A while later he said, 'But what of us? Do you think she'll make trouble because it's you I want?'

'Didn't she say something about sharing you with me? I think she accepts our relationship – for now.' He felt her draw away. 'Do you want that, too? To parcel yourself out to both her and me?' He took her in his arms and let his body answer.

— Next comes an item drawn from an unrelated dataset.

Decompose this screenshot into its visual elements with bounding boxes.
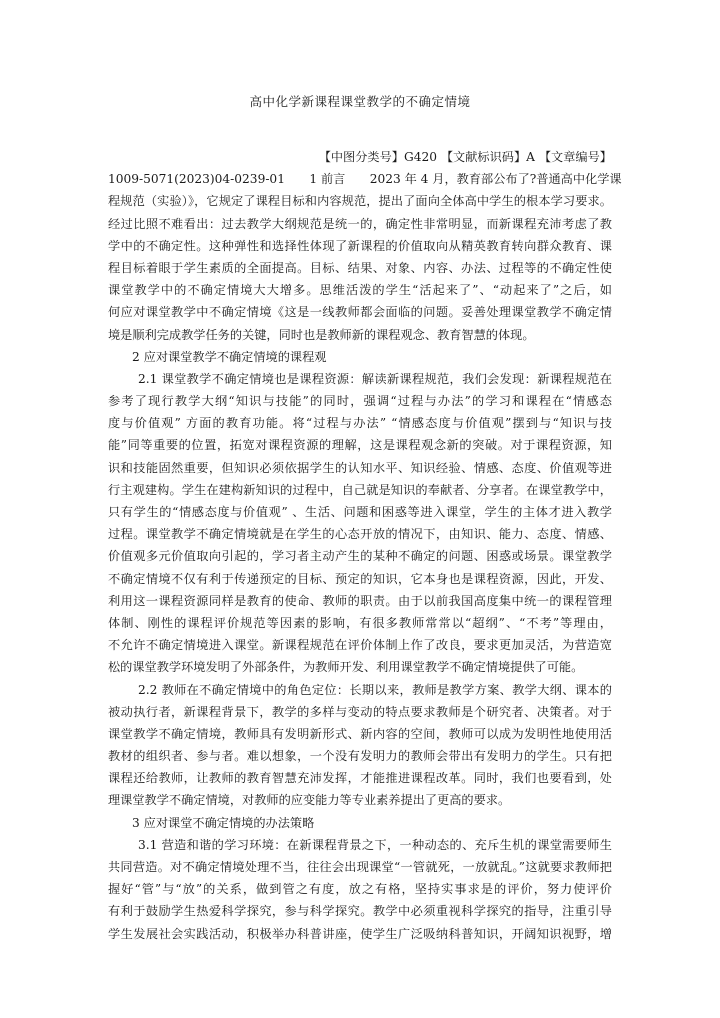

The city came to life again for the first time in almost two hundred years. The caravans Moriana had dispatched from Tolviroth Acerte weeks before arrived bringing sorely needed supplies. The merchant fleet lay at anchor in Dawngold Bay thirty miles east of Athalau, and Guardian obligingly opened a new passageway to permit the supplies to be portaged overland and into the city. He did so eagerly because it was always a source of deep sadness for the glacier that he had watched over the death of the city. Now he could take part in Athalau's rebirth. Sometimes he chuckled to himself, the sounds of his pleasure booming through the tunnels and streets.